From the Department of Neurosurgery and Neurobiology, Barrow Aneurysm and AVM Research Center, Barrow Neurological Institute, Phoenix, AZ.
Hypertension. 2019 Feb;73(2):491-496. doi: 10.1161/HYPERTENSIONAHA.118.11804.
Gut microbiota modulates metabolic and immunoregulatory axes and contributes to the pathophysiology of diseases with inflammatory components, such as atherosclerosis, diabetes mellitus, and ischemic stroke. Inflammation is emerging as a critical player in the pathophysiology of an intracranial aneurysm. Therefore, we hypothesized that the gut microbiota affects aneurysm formation by modulating inflammation. We induced intracranial aneurysms in mice by combining systemic hypertension and a single injection of elastase into the cerebrospinal fluid. Depletion of the gut microbiota was achieved via an oral antibiotic cocktail of vancomycin, metronidazole, ampicillin, and neomycin. Antibiotics were given 3 weeks before aneurysm induction and either continued until the end of the experiment or stopped 1 day before aneurysm induction. We also assessed the effects of the gut microbiota depletion on macrophage infiltration and mRNA levels of inflammatory cytokines. Gut microbiota depletion by antibiotics reduced the incidence when antibiotics were started 3 weeks before aneurysm induction and continued until the end of the experiment (83% versus 6%, P<0.001). Even when antibiotics were stopped 1 day before aneurysm induction, the gut microbiota depletion significantly reduced the incidence of aneurysms (86% versus 28%, P<0.05). Both macrophage infiltration and mRNA levels of inflammatory cytokines were reduced with gut microbiota depletion. These findings suggest that the gut microbiota contributes to the pathophysiology of aneurysms by modulating inflammation. Human studies are needed to determine the exact contribution of the gut microbiota to the pathophysiology of aneurysm formation and disease course in humans.

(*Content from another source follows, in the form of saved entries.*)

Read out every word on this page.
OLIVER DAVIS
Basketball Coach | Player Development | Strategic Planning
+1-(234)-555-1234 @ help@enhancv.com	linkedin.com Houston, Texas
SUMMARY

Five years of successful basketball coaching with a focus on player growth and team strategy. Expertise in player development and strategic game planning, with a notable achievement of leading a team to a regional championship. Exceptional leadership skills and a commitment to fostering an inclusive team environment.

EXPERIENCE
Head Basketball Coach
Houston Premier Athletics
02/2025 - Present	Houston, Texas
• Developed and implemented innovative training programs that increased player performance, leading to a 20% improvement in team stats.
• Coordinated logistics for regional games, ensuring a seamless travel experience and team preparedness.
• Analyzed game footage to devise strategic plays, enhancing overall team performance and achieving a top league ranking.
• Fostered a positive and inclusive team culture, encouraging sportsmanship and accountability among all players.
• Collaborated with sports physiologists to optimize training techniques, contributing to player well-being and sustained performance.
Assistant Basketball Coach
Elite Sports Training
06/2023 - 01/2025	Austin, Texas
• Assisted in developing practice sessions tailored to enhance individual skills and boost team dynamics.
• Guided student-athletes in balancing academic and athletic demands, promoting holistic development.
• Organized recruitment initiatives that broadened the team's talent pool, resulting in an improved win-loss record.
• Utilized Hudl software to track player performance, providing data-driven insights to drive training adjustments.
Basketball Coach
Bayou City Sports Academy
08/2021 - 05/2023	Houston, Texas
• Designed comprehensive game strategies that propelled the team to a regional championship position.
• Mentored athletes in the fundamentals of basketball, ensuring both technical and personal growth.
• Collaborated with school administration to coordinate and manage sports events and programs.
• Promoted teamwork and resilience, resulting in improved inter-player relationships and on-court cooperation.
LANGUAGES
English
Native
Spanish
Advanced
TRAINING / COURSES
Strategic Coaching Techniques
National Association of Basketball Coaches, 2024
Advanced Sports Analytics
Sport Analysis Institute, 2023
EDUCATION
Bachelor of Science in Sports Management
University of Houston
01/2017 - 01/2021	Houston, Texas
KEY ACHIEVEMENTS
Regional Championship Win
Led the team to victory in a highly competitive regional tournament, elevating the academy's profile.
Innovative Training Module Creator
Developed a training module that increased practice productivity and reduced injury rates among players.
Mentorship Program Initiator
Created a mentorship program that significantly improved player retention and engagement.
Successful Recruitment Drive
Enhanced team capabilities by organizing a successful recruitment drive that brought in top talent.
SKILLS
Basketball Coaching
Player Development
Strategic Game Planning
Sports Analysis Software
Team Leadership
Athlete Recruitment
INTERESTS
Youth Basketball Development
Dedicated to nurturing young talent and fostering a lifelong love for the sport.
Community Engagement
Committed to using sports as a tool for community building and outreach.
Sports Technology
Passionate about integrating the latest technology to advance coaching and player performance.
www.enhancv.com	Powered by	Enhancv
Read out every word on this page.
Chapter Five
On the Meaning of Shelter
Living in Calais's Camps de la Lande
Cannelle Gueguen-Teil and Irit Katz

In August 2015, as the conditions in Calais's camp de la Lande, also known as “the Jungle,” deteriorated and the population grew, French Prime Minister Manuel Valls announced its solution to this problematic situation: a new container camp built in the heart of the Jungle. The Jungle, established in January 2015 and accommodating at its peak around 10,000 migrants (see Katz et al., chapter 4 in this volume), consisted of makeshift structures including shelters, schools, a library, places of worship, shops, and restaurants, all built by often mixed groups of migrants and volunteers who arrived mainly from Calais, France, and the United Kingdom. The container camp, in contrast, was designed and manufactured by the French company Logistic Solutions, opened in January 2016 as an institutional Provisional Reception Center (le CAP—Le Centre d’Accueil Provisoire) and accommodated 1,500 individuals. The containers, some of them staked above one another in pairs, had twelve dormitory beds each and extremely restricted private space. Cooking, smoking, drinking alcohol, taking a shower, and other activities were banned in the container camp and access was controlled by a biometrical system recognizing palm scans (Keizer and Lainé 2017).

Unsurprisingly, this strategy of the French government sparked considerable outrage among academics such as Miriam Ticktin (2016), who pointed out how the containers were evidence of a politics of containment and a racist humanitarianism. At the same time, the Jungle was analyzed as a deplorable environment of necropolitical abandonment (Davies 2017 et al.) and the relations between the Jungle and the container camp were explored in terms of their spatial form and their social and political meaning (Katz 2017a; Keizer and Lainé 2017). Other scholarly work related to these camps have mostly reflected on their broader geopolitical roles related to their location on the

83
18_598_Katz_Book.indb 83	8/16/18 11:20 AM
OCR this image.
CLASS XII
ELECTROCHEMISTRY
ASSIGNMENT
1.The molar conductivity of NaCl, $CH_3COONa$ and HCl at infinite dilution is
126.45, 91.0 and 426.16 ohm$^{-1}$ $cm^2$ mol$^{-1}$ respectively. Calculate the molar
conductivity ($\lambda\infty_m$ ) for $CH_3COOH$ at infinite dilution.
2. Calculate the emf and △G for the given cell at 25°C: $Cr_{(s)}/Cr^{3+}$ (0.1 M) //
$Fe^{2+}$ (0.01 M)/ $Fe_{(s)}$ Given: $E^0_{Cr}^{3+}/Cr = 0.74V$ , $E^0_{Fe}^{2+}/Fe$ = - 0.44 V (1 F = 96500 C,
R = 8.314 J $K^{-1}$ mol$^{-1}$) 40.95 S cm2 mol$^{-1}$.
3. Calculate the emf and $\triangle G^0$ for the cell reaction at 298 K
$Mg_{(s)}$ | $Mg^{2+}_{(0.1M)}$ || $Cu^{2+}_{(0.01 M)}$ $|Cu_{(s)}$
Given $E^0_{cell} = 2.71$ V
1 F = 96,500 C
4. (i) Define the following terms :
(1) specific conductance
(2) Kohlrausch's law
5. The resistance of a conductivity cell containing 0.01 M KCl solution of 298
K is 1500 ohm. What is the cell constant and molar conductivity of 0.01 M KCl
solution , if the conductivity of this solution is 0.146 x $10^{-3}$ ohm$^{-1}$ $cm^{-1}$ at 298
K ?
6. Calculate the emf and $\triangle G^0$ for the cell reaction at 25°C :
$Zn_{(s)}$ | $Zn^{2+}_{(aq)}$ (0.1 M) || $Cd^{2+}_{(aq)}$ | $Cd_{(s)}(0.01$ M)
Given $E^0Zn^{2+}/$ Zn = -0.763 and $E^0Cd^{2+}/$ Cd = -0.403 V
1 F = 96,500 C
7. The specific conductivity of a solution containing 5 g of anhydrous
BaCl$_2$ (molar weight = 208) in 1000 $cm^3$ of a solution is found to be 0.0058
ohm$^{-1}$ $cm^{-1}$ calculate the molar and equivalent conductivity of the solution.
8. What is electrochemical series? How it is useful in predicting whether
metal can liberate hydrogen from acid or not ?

肠道微生物群调节代谢和免疫调节轴,并有助于具有炎症成分的疾病的病理生理学,如动脉粥样硬化、糖尿病和缺血性中风。炎症正在成为颅内动脉瘤病理生理学的关键因素。因此,我们假设肠道微生物群通过调节炎症影响动脉瘤的形成。我们通过将系统性高血压和单次脑脊髓液弹性酶注射相结合在小鼠中诱导颅内动脉瘤。通过万古霉素、甲硝唑、氨苄西林和新霉素的口服抗生素鸡尾酒来耗尽肠道微生物群。抗生素在动脉瘤诱导前 3 周给予,并在实验结束前继续使用或在动脉瘤诱导前 1 天停止使用。我们还评估了肠道微生物群耗竭对巨噬细胞浸润和炎症细胞因子 mRNA 水平的影响。抗生素开始于动脉瘤诱导前 3 周并持续到实验结束时,肠道微生物群耗竭可降低发生率(83%对 6%,P<0.001)。即使在动脉瘤诱导前 1 天停止使用抗生素,肠道微生物群耗竭也显著降低了动脉瘤的发生率(86%对 28%,P<0.05)。巨噬细胞浸润和炎症细胞因子的 mRNA 水平均随肠道微生物群耗竭而降低。这些发现表明,肠道微生物群通过调节炎症促进动脉瘤的病理生理学。需要进行人类研究来确定肠道微生物群对人类动脉瘤形成和疾病过程的病理生理学的确切贡献。